Xu Huiping, Li Xiaochun, Grannis Shaun
Department of Biostatistics, Indiana University School of Medicine, Indianapolis, IN, USA.
Regenstrief Institute Inc., Indianapolis, IN, USA.
J Appl Stat. 2021 May 4;49(11):2789-2804. doi: 10.1080/02664763.2021.1922615. eCollection 2022.
The widely used Fellegi-Sunter model for probabilistic record linkage does not leverage information contained in field values and consequently leads to identical classification of match status regardless of whether records agree on rare or common values. Since agreement on rare values is less likely to occur by chance than agreement on common values, records agreeing on rare values are more likely to be matches. Existing frequency-based methods typically rely on knowledge of error probabilities associated with field values and frequencies of agreed field values among matches, often derived using prior studies or training data. When such information is unavailable, applications of these methods are challenging. In this paper, we propose a simple two-step procedure for frequency-based matching using the Fellegi-Sunter framework to overcome these challenges.

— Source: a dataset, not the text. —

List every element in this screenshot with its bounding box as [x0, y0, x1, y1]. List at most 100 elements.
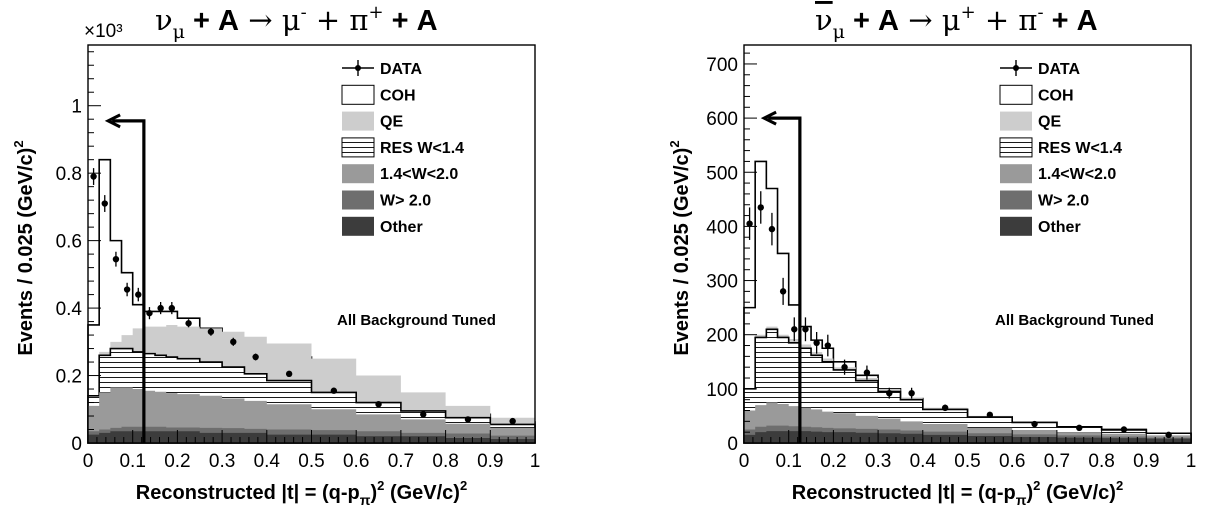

Matching weights are adjusted based on frequency distributions of the agreed field values among matches and non-matches, estimated by the Fellegi-Sunter model without relying on prior studies or training data. Through a real-world application and simulation, our method is found to produce comparable or better performance than the unadjusted method. Furthermore, frequency-based matching provides greater improvement in matching accuracy when using poorly discriminating fields with diminished benefit as the discriminating power of matching fields increases.
广泛使用的用于概率性记录链接的费勒吉-桑特模型没有利用字段值中包含的信息,因此无论记录在稀有值还是常见值上是否一致,都会导致匹配状态的相同分类。由于在稀有值上的一致比在常见值上的一致偶然发生的可能性更小,所以在稀有值上一致的记录更有可能是匹配项。现有的基于频率的方法通常依赖于与字段值相关的错误概率以及匹配项中一致字段值的频率的知识,这些知识通常是通过先前的研究或训练数据得出的。当此类信息不可用时,这些方法的应用具有挑战性。在本文中,我们提出了一种简单的两步程序,用于在费勒吉-桑特框架下基于频率进行匹配,以克服这些挑战。匹配权重根据匹配项和非匹配项中一致字段值的频率分布进行调整,由费勒吉-桑特模型估计,而不依赖于先前的研究或训练数据。通过实际应用和模拟,我们发现我们的方法产生的性能与未调整的方法相当或更好。此外,当使用区分能力较差的字段时,基于频率的匹配在匹配准确性方面提供了更大的改进,随着匹配字段的区分能力增加,收益会减少。